Parents dread talking to kids about sexuality. It is uncomfortable, awkward, and sometimes feels intrusive! Most adults find it difficult to discuss sexuality with their own partners – and least of all their children.
Consider this – if you won’t talk to your kids about sexuality – the media will do the talking for you. Yes! Our highly sexualized society is bombarded with messages about sex. And as we all know – these messages are extreme exaggerations of reality!
Kids are exposed to sexual language, images, and behaviors before they are developmentally prepared to handle them. How old should a child be before you start talking bout sex? Younger than you think!
WHAT KIDS CAN UNDERSTAND, AGE BY AGE!
- Ages 2 to 3: The right words for private parts, such as “penis” and “vagina.” At this stage kids can learn basic words for their body parts.
- Ages 3 to 4: Where baby comes from – but – they wont understand all the details of reproduction.
- Ages 4 to 5: How baby is born. Kids are capable of having a basic understanding.
- Ages 5 to 6: A general ideas of how babies are made.
- Ages 6 to 7: A basic understanding of intercourse.
- Ages 8 to 9: That sex is important – which your child has probably picked up from the media and peers. A child this age can handle a basic explanation on just any topic.
- Ages 9 to 11: Which changes happen during puberty.
- Age 12: By now, kids are formulating their own values. Checking in with them about their own understanding is important.
As you can see, it’s best to start talking with children about sexuality early. But it’s never too late! Here are a few of the many tips to think about.
NOBODY KNOWS YOUR KIDS BETTER THAN YOU!
You as a parent, you can decide when it is appropriate to talk to your kids. How much to disclose. And how often to have the conversation. Yes, it is suggested to start early – however – if you feel that your child is not emotionally ready, don't! Deciding when to talk to your children is highly discretionary and varies from parent to parent.
GET THE BALL ROLLING!
It may be uncomfortable at first, but it gets easier with time and practice. Remember, kids don't always hear you! They may not always believe you! They often don’t remember! But they are often listening when they are pretending not to be. Getting the conversation going sends kids messages that you are open to talk.
DON'T BABY TALK!
Be real! Use simple language. Respect their intelligence and curiosity. Dispel myth and rumors – provide accurate information.

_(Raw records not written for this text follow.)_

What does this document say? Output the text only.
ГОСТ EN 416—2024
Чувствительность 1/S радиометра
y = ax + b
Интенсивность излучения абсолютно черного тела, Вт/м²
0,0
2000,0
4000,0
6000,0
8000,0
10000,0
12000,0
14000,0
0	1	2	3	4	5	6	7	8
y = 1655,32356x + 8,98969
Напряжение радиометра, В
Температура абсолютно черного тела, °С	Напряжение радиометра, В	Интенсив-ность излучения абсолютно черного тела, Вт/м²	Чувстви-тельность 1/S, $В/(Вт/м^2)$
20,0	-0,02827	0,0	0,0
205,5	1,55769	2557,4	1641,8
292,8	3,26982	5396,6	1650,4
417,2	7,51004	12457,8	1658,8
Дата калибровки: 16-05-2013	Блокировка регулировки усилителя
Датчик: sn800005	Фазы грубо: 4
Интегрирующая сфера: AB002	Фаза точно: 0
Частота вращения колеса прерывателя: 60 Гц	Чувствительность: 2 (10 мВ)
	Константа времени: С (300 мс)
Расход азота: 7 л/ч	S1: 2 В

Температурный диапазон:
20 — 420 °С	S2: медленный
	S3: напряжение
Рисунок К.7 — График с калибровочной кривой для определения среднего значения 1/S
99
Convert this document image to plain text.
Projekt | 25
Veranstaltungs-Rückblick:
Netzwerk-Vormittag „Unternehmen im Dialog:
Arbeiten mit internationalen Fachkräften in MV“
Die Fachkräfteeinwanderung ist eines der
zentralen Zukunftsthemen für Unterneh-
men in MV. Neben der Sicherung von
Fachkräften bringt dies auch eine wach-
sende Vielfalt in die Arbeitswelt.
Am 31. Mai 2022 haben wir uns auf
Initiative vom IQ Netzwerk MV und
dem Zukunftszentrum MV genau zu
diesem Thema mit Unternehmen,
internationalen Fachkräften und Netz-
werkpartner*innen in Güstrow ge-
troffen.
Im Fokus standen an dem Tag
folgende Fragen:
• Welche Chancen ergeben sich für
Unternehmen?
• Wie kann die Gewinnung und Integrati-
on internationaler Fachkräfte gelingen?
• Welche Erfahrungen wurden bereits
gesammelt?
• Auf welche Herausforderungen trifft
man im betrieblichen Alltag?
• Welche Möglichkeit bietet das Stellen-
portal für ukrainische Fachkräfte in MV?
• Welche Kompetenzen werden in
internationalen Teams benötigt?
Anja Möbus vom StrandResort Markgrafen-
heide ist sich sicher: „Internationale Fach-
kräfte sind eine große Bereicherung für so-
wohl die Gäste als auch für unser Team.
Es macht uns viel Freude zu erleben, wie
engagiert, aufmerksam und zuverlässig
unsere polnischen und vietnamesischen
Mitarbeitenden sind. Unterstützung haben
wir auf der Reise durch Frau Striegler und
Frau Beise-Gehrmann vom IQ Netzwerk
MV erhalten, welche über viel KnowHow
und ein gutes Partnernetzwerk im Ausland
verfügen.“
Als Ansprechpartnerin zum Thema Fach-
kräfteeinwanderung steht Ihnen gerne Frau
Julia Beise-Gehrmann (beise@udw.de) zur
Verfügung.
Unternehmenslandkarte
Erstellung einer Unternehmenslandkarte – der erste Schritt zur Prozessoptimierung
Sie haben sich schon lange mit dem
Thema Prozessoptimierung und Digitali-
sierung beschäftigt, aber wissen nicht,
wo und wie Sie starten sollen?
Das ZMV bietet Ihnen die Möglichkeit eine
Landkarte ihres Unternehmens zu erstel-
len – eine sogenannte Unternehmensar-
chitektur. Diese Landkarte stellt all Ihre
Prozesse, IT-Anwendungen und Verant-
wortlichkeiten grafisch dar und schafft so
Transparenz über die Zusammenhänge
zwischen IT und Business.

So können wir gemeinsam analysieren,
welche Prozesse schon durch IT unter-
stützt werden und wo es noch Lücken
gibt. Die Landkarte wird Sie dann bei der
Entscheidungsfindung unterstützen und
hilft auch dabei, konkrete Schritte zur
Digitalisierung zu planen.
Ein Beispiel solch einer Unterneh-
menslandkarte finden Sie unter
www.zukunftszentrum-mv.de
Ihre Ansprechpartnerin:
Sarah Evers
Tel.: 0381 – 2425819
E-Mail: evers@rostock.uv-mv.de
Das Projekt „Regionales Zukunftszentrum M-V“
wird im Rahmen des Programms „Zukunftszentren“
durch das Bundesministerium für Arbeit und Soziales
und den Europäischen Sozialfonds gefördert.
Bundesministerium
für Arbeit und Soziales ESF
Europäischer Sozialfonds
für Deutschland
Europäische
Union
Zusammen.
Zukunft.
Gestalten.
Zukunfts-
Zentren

The point of talking about sexuality with a child is to educate. Unless your goal is to abstain – well – then you shouldn’t be even reading this post! Talking about sexuality is equivalent to providing guidance toward a right decision-making. Don’t have sex, don’t get pregnant, and don't get a disease – only leads to a view of a sex as a ‘don't’. Too many ‘don’ts’ closes the door of communication. So please – don’t!
Above all – remember – to listen! Clear out that wax in your ears that prevents your listening and listen more than you talk!